Tilray has a habit of anticipating moves on the Canadian government part. The regulatory branches of the government have readied for creating the regulations for phase 2 of cannabis legislation which will implement in fall 2019. The industry expects regulation on its concentrates and edibles in the recreational market. Many analysts think Tilray stock has overvalued causing the intense volatility. By coming into agreement with a significant alcohol company it moved Tilray to a top tier cannabis company in the making. That pattern propelled Canopy Growth (Constellation Brands) and Hexo (Molson) into major players.
Seeking Alpha reported though that on Jan.15, the lockup on Tilray’s IPO will expire which will free 60 million shares. The CEO Brendan Kennedy of Tilray remains the primary holder of the locked privateer shares. A major sell-off could induce a sell-off that devalues the pricing. Presently, the company has a low float of 10 million shares but no mention if intentionally done or due to circumstances.

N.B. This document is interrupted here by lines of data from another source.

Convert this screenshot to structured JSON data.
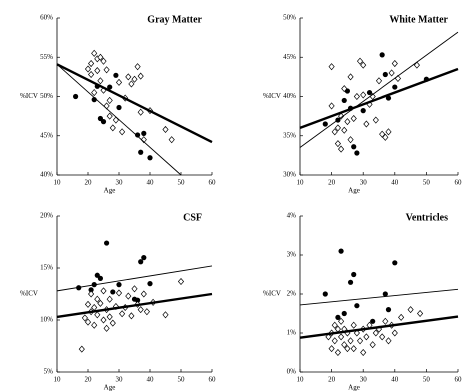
{
  "chart_data": [
    {
      "type": "scatter",
      "title": "Gray Matter",
      "xlabel": "Age",
      "ylabel": "%ICV",
      "xlim": [
        10,
        60
      ],
      "ylim": [
        40,
        60
      ],
      "xticks": [
        10,
        20,
        30,
        40,
        50,
        60
      ],
      "yticks": [
        {
          "value": 40,
          "label": "40%"
        },
        {
          "value": 45,
          "label": "45%"
        },
        {
          "value": 50,
          "label": "50%"
        },
        {
          "value": 55,
          "label": "55%"
        },
        {
          "value": 60,
          "label": "60%"
        }
      ],
      "series": [
        {
          "marker": "circle",
          "color": "#000000",
          "x": [
            16,
            22,
            23,
            24,
            25,
            27,
            29,
            30,
            36,
            37,
            38,
            40
          ],
          "values": [
            50,
            49.6,
            51.3,
            47.2,
            46.8,
            51.2,
            52.7,
            48.6,
            45.1,
            42.9,
            45.3,
            42.2
          ]
        },
        {
          "marker": "diamond",
          "color": "#000000",
          "x": [
            20,
            21,
            21,
            22,
            22,
            23,
            23,
            24,
            24,
            25,
            25,
            26,
            26,
            27,
            27,
            28,
            29,
            30,
            31,
            32,
            33,
            34,
            35,
            36,
            37,
            37,
            38,
            40,
            45,
            47
          ],
          "values": [
            53.5,
            54.2,
            52.8,
            55.5,
            50.5,
            54.8,
            53.3,
            55,
            52,
            54.5,
            50.8,
            48.8,
            53.4,
            47.5,
            49.5,
            46,
            47,
            51.8,
            45.5,
            49.8,
            52.5,
            51.6,
            52.2,
            53.8,
            52.6,
            48,
            44.5,
            48.2,
            45.8,
            44.5
          ]
        },
        {
          "marker": "line",
          "color": "#000000",
          "width": 2.4,
          "x": [
            10,
            60
          ],
          "values": [
            54.1,
            44.2
          ]
        },
        {
          "marker": "line",
          "color": "#000000",
          "width": 0.9,
          "x": [
            10,
            50
          ],
          "values": [
            54.1,
            40
          ]
        }
      ]
    },
    {
      "type": "scatter",
      "title": "White Matter",
      "xlabel": "Age",
      "ylabel": "%ICV",
      "xlim": [
        10,
        60
      ],
      "ylim": [
        30,
        50
      ],
      "xticks": [
        10,
        20,
        30,
        40,
        50,
        60
      ],
      "yticks": [
        {
          "value": 30,
          "label": "30%"
        },
        {
          "value": 35,
          "label": "35%"
        },
        {
          "value": 40,
          "label": "40%"
        },
        {
          "value": 45,
          "label": "45%"
        },
        {
          "value": 50,
          "label": "50%"
        }
      ],
      "series": [
        {
          "marker": "circle",
          "color": "#000000",
          "x": [
            18,
            22,
            24,
            25,
            26,
            27,
            28,
            30,
            32,
            36,
            37,
            38,
            40,
            50
          ],
          "values": [
            36.5,
            37,
            39.5,
            40.7,
            38.5,
            33.6,
            32.8,
            38.2,
            40.5,
            45.3,
            42.8,
            39.8,
            41.2,
            42.2
          ]
        },
        {
          "marker": "diamond",
          "color": "#000000",
          "x": [
            20,
            20,
            21,
            22,
            22,
            23,
            23,
            24,
            24,
            25,
            26,
            26,
            27,
            28,
            29,
            30,
            30,
            31,
            32,
            33,
            34,
            35,
            36,
            37,
            38,
            39,
            40,
            41,
            47
          ],
          "values": [
            38.8,
            43.8,
            35.5,
            34,
            36,
            33.3,
            37.5,
            35.7,
            41,
            36.8,
            34.5,
            42.5,
            37.2,
            40,
            44.5,
            44,
            40.2,
            36.5,
            39,
            40,
            37,
            42,
            35.2,
            34.8,
            35.5,
            43,
            44.2,
            42.3,
            44
          ]
        },
        {
          "marker": "line",
          "color": "#000000",
          "width": 2.4,
          "x": [
            10,
            60
          ],
          "values": [
            36,
            43.5
          ]
        },
        {
          "marker": "line",
          "color": "#000000",
          "width": 0.9,
          "x": [
            10,
            60
          ],
          "values": [
            33.5,
            48.2
          ]
        }
      ]
    },
    {
      "type": "scatter",
      "title": "CSF",
      "xlabel": "Age",
      "ylabel": "%ICV",
      "xlim": [
        10,
        60
      ],
      "ylim": [
        5,
        20
      ],
      "xticks": [
        10,
        20,
        30,
        40,
        50,
        60
      ],
      "yticks": [
        {
          "value": 5,
          "label": "5%"
        },
        {
          "value": 10,
          "label": "10%"
        },
        {
          "value": 15,
          "label": "15%"
        },
        {
          "value": 20,
          "label": "20%"
        }
      ],
      "series": [
        {
          "marker": "circle",
          "color": "#000000",
          "x": [
            17,
            21,
            22,
            23,
            24,
            26,
            28,
            30,
            35,
            36,
            37,
            38,
            40
          ],
          "values": [
            13.1,
            12.9,
            13.4,
            14.3,
            14,
            17.4,
            12.7,
            13.4,
            12,
            11.9,
            15.6,
            16,
            13.5
          ]
        },
        {
          "marker": "diamond",
          "color": "#000000",
          "x": [
            18,
            19,
            20,
            20,
            21,
            21,
            22,
            22,
            23,
            23,
            24,
            25,
            25,
            26,
            26,
            27,
            27,
            28,
            29,
            30,
            31,
            32,
            33,
            34,
            35,
            36,
            37,
            38,
            39,
            41,
            45,
            50
          ],
          "values": [
            7.2,
            10.2,
            9.8,
            11.5,
            10.8,
            12.5,
            9.5,
            11.2,
            10.5,
            12,
            11.6,
            12.8,
            10,
            9.2,
            11,
            12,
            10.3,
            9.7,
            11.3,
            12.6,
            10.6,
            11.2,
            12.3,
            10.4,
            13,
            11.5,
            11,
            12.5,
            10.8,
            11.7,
            10.5,
            13.7
          ]
        },
        {
          "marker": "line",
          "color": "#000000",
          "width": 2.4,
          "x": [
            10,
            60
          ],
          "values": [
            10.3,
            12.5
          ]
        },
        {
          "marker": "line",
          "color": "#000000",
          "width": 0.9,
          "x": [
            10,
            60
          ],
          "values": [
            12.8,
            15.2
          ]
        }
      ]
    },
    {
      "type": "scatter",
      "title": "Ventricles",
      "xlabel": "Age",
      "ylabel": "%ICV",
      "xlim": [
        10,
        60
      ],
      "ylim": [
        0,
        4
      ],
      "xticks": [
        10,
        20,
        30,
        40,
        50,
        60
      ],
      "yticks": [
        {
          "value": 0,
          "label": "0%"
        },
        {
          "value": 1,
          "label": "1%"
        },
        {
          "value": 2,
          "label": "2%"
        },
        {
          "value": 3,
          "label": "3%"
        },
        {
          "value": 4,
          "label": "4%"
        }
      ],
      "series": [
        {
          "marker": "circle",
          "color": "#000000",
          "x": [
            18,
            22,
            23,
            24,
            26,
            27,
            28,
            33,
            37,
            38,
            40
          ],
          "values": [
            2,
            1.4,
            3.1,
            1.5,
            2.3,
            2.5,
            1.7,
            1.3,
            2,
            1.6,
            2.8
          ]
        },
        {
          "marker": "diamond",
          "color": "#000000",
          "x": [
            19,
            20,
            20,
            21,
            21,
            22,
            22,
            23,
            23,
            24,
            24,
            25,
            25,
            26,
            27,
            27,
            28,
            29,
            30,
            30,
            31,
            32,
            33,
            34,
            35,
            36,
            37,
            38,
            39,
            40,
            42,
            45,
            48
          ],
          "values": [
            0.9,
            1,
            0.6,
            1.2,
            0.8,
            1.1,
            0.5,
            0.9,
            1.3,
            0.7,
            1.1,
            1,
            0.6,
            0.8,
            1.2,
            0.6,
            1,
            0.8,
            1.1,
            0.5,
            0.9,
            1.2,
            0.7,
            1,
            1.1,
            0.9,
            1.3,
            0.8,
            1.2,
            1,
            1.4,
            1.6,
            1.5
          ]
        },
        {
          "marker": "line",
          "color": "#000000",
          "width": 2.4,
          "x": [
            10,
            60
          ],
          "values": [
            0.88,
            1.42
          ]
        },
        {
          "marker": "line",
          "color": "#000000",
          "width": 0.9,
          "x": [
            10,
            60
          ],
          "values": [
            1.72,
            2.12
          ]
        }
      ]
    }
  ]
}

A group has watched the activity of short shares on Tilray, but they did not do what was expected. Others have checked Tilray options and given a frowny face on the Jan. 15 expiration date on privateer shares.
Tilray makes moves and decisions for the long term. It has a flourishing medical cannabis sector with a $6.5 billion cap and Good Manufacturing Practices (GMP) certification. It legally exported medical cannabis to the USA for clinical trials. Novartis gives Tilray products a prescription basis with health care providers, this what makes them different from other competitors.
It has an agreement with suppliers Shoppers Drug Mart and Pharmasave, meaning it had pharmacists lined up when the Canadian laws changed in the fall. For investors, the long-term view remains sunny, but in the short term like a blustery March, expect some whooshes as the deadlines go by.